If visiting My Son is something important to you or a main reason for visiting Vietnam, you may opt to take a taxi around sunrise or later in the afternoon since tourist buses run constantly throughout the day. The site was fine when we got there around 10am, but was quickly overrun with hundreds and hundreds of visitors. While My Son is really impressive, also keep in mind it isn’t Borobudur, Angkor, or Bagan, what still stands is relatively small and can be seen in an hour or two. If the place wasn’t so busy we could have made a half day of it, but as it was two hours was plenty.
On the drive from Da Nang to Hoi An we passed an interesting set of mountains that we were told were called the Marble Mountains. We booked a trip to the Marble Mountains from Hoi An (it was raining hard so we skipped renting a scooter) for $10 each and were picked up at our homestay by a minibus. It turned out to only be the two of us and one expat from the US who lives in Saigon on the trip. As we neared the base of one of the mountains we saw stores lining the roads, all selling marble statues. Our guide told us that they extract the marble from the are and, as we assumed from the name, the mountains are made entirely of marble.
The mountain we visited was home to Buddhist temples and a pagoda that houses the body of a recently deceased monk. A stairway that we took was made of marble, making it very slippery in the heavy rain, and it brought us to a large Buddha statue. We were told that the statue was relatively new, having been completed six years prior. Moving on we came across a much more interesting Buddha which was carved from the mountain inside a shallow cave. The cave had holes in the top, allowing light to shine on the sculpture.

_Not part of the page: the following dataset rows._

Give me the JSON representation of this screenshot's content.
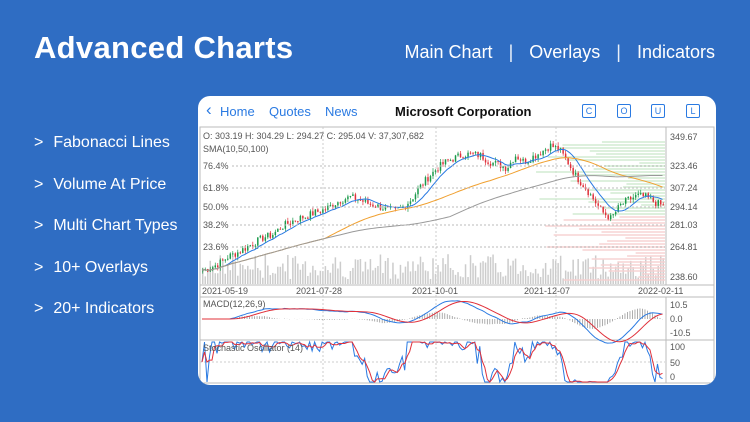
{
  "title": "Advanced Charts",
  "nav": [
    "Main Chart",
    "Overlays",
    "Indicators"
  ],
  "nav_separator": "|",
  "features": [
    "Fabonacci Lines",
    "Volume At Price",
    "Multi Chart Types",
    "10+ Overlays",
    "20+ Indicators"
  ],
  "feature_bullet": ">",
  "card": {
    "back": "Home",
    "quotes": "Quotes",
    "news": "News",
    "title": "Microsoft Corporation",
    "buttons": [
      "C",
      "O",
      "U",
      "L"
    ],
    "ohlc": "O: 303.19  H: 304.29  L: 294.27  C: 295.04  V: 37,307,682",
    "sma": "SMA(10,50,100)",
    "fib_levels": [
      "76.4%",
      "61.8%",
      "50.0%",
      "38.2%",
      "23.6%"
    ],
    "price_ticks": [
      "349.67",
      "323.46",
      "307.24",
      "294.14",
      "281.03",
      "264.81",
      "238.60"
    ],
    "dates": [
      "2021-05-19",
      "2021-07-28",
      "2021-10-01",
      "2021-12-07",
      "2022-02-11"
    ],
    "macd": {
      "label": "MACD(12,26,9)",
      "ticks": [
        "10.5",
        "0.0",
        "-10.5"
      ]
    },
    "stoch": {
      "label": "Stochastic Oscillator (14)",
      "ticks": [
        "100",
        "50",
        "0"
      ]
    },
    "colors": {
      "up": "#1a9a4a",
      "down": "#e0303a",
      "sma10": "#2a7ae2",
      "sma50": "#f0a030",
      "sma100": "#999999",
      "accent": "#2a7ae2"
    },
    "closes": [
      244,
      246,
      250,
      255,
      258,
      262,
      266,
      270,
      272,
      278,
      282,
      285,
      287,
      290,
      292,
      296,
      300,
      302,
      300,
      297,
      295,
      293,
      291,
      294,
      300,
      310,
      318,
      325,
      330,
      333,
      336,
      336,
      335,
      330,
      328,
      325,
      335,
      330,
      334,
      338,
      343,
      340,
      330,
      318,
      310,
      300,
      290,
      285,
      295,
      300,
      303,
      302,
      298,
      295
    ]
  }
}
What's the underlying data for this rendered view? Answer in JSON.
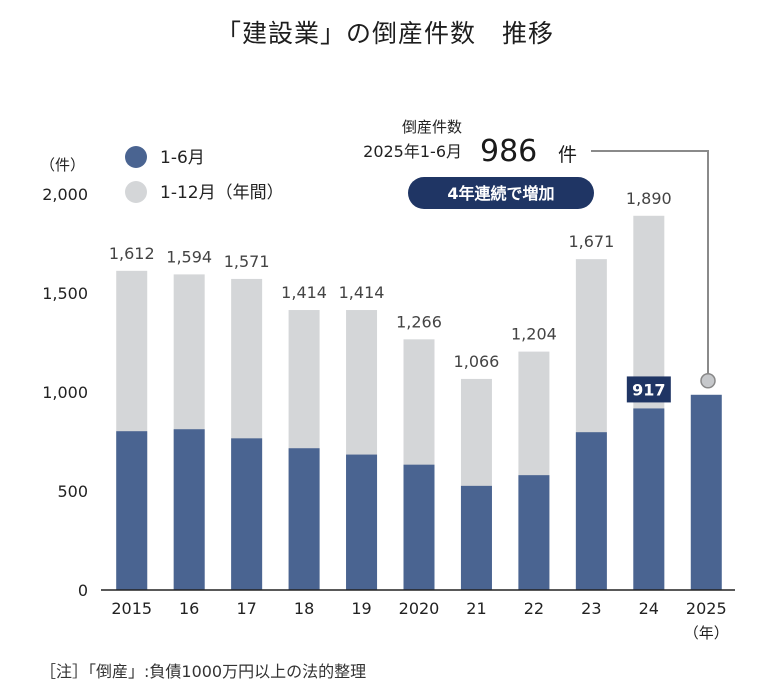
{
  "title": "「建設業」の倒産件数　推移",
  "note": "［注］「倒産」:負債1000万円以上の法的整理",
  "legend": {
    "unit": "（件）",
    "h1_label": "1-6月",
    "full_label": "1-12月（年間）"
  },
  "callout": {
    "label_line1": "倒産件数",
    "label_line2": "2025年1-6月",
    "value": "986",
    "unit": "件",
    "badge": "4年連続で増加"
  },
  "colors": {
    "h1": "#4a6491",
    "full": "#d4d6d8",
    "badge": "#1f3564",
    "connector": "#8a8a8a"
  },
  "chart_data": {
    "type": "bar",
    "title": "「建設業」の倒産件数　推移",
    "ylabel": "（件）",
    "xlabel": "（年）",
    "ylim": [
      0,
      2000
    ],
    "yticks": [
      "0",
      "500",
      "1,000",
      "1,500",
      "2,000"
    ],
    "ytick_values": [
      0,
      500,
      1000,
      1500,
      2000
    ],
    "categories": [
      "2015",
      "16",
      "17",
      "18",
      "19",
      "2020",
      "21",
      "22",
      "23",
      "24",
      "2025"
    ],
    "series": [
      {
        "name": "1-12月（年間）",
        "values": [
          1612,
          1594,
          1571,
          1414,
          1414,
          1266,
          1066,
          1204,
          1671,
          1890,
          null
        ],
        "labels": [
          "1,612",
          "1,594",
          "1,571",
          "1,414",
          "1,414",
          "1,266",
          "1,066",
          "1,204",
          "1,671",
          "1,890",
          ""
        ]
      },
      {
        "name": "1-6月",
        "values": [
          802,
          812,
          766,
          716,
          684,
          633,
          526,
          580,
          797,
          917,
          986
        ],
        "labels": [
          "",
          "",
          "",
          "",
          "",
          "",
          "",
          "",
          "",
          "917",
          ""
        ]
      }
    ]
  }
}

Heading further into the mountain we came to a chamber inside of a longer cave that was absolutely stunning. A set of stairs lead down to the floor in the massive chamber and directly opposite where we stood was a seated Buddha high above the ground, carved from the rock wall. Our guide told us that the holes in the roof of the cave were partially natural and partially enlarged by bombs from the war.
After a tour of the main chamber, including seeing a fountain of lucky water that dripped from a nook in the cave and filled a small pool, we went outside and climbed more slippery stairs on our walk to “heaven”. In prior times the monks believed that ascending the mountain was akin to ascending to heaven, and we walked right up to the very top. The views were nice, however without the clouds and rain, plus lack of urban sprawl back then would have made them much nicer. We descended pretty quickly since the rain was coming down hard and headed to the next stop for the day, Monkey Mountain.
Monkey Mountain sounded interesting when we heard about it, being home to the rare red mouth monkey and a former French and then US base during their wars in Vietnam. When we arrived we found our surroundings to be a bit less romantic than they had sounded. We stopped in a semi busy parking lot and were shown the path to go see a giant Lady Buddha statue that had been completed a few years prior. Soaking wet, we looked up and saw what was indeed, a very giant female Buddha.
Standing at 67 meters, the giant Lady Buddha is the tallest Buddha in Vietnam and has 17 floors inside that can be climbed, but not by visitors when we were there. Our guide told us that the Lady Buddha that is virtually everywhere you look in the country, wasn’t born on earth, but is a heavenly being. Buddha himself was born on earth and grew from a child to an adult, but Lady Buddha was never a child. Waving goodbye to the large lady, we ran to escape the rain and later to move onto our next stop in Vietnam which also happened to be our favorite, Phong Nha National Park!